But the central elements of the capitalist class in most countries could not accept this.  Thus in country after country the labor movement was minimalized, and along with it its political representatives (in the European countries known as the “social democratic” parties).  In turn, this has been a major factor in the massive concentration of wealth and income, nowhere more apparent than in the United States.  The U.S. ruling class has made particular use of white supremacy and racism in this endeavor, now being brought to a fever pitch by the aforementioned Donald Trump and his minions.  Eventually, this process will lead to a redevelopment of class consciousness and the growth of a revolutionary movement.  But the key word is eventually and there is a number of steps that the ruling class will take before that happens, or could happen.  The major one is called “fascism,” which will the principal subject of the next column.

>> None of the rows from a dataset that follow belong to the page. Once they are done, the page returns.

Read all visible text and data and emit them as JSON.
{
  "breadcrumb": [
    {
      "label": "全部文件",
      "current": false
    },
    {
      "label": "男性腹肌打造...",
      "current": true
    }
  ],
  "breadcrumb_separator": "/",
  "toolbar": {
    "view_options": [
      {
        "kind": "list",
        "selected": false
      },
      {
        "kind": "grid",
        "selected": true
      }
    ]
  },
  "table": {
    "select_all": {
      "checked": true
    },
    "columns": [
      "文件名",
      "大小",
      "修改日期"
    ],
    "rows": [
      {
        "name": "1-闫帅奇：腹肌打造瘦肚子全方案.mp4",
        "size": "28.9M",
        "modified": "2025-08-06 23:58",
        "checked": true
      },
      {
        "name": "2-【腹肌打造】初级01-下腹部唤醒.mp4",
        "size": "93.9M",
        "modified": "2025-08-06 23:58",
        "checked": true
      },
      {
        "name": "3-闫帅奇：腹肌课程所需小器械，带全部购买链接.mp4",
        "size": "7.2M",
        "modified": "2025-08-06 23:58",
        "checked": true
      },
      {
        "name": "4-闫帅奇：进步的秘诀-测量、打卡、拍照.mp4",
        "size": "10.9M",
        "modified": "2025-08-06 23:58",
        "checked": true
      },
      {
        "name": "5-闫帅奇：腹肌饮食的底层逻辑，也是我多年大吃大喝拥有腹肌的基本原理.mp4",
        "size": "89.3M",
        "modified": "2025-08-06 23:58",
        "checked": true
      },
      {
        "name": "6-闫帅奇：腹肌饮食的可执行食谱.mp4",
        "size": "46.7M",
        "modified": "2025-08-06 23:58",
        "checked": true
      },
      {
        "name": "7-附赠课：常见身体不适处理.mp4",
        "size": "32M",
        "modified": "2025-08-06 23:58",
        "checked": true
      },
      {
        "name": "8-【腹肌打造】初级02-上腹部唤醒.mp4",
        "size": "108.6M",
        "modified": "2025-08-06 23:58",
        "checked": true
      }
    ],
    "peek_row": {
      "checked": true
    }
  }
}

And so, in one sense, following in essence the prediction of Marx and Engels (and built upon by their great successor, Vladimir Ilyich Lenin), the End of Capitalism will be brought about by the continuing, unrelenting drive of the capitalists to destroy the labor movement and its political representations, to appropriate more and more of the surplus value produced by their workers, as noted, sharing with them less and less of the fruits of their labors, eventually leading to class-conscious class struggle and socialist revolution.

But there is a third sense in which capitalism is creating its own end: that is the one which I wrote about in my column “The Suicide of Capitalism.”  Briefly, there are two factors here.  First is the increasingly rapid rate at which the planet’s natural resources are being consumed (and in the case of the planet’s forests which are so essential for maintaining the key factors which enable animal life to survive, their gradual destruction).  Second of all is global warming and climate change, about which the U.S. capitalists are not only doing nothing, but in their claims that the whole understanding of how the earth works and doesn’t is nothing but a hoax (see Donald Trump), they are actually accelerating the process.

And so, the End of Capitalism is coming, but at the present time there can be no time-prediction for that event.  What can be predicted is that a) the ruling classes will make no attempts to reverse the concentration of wealth and income that will eventually lead to the creation of revolutionary movements and that b) in the United States (and in the United Kingdom as well --- on her first day in office, the new Tory Prime Minister, Theresa May, shut down the government Department for Energy and Climate Change) the ruling class will not only not do anything to ameliorate the global warming/climate change problem, but will actually continue to follow policies that actually accelerate it, leading of course the eventual end of capitalism.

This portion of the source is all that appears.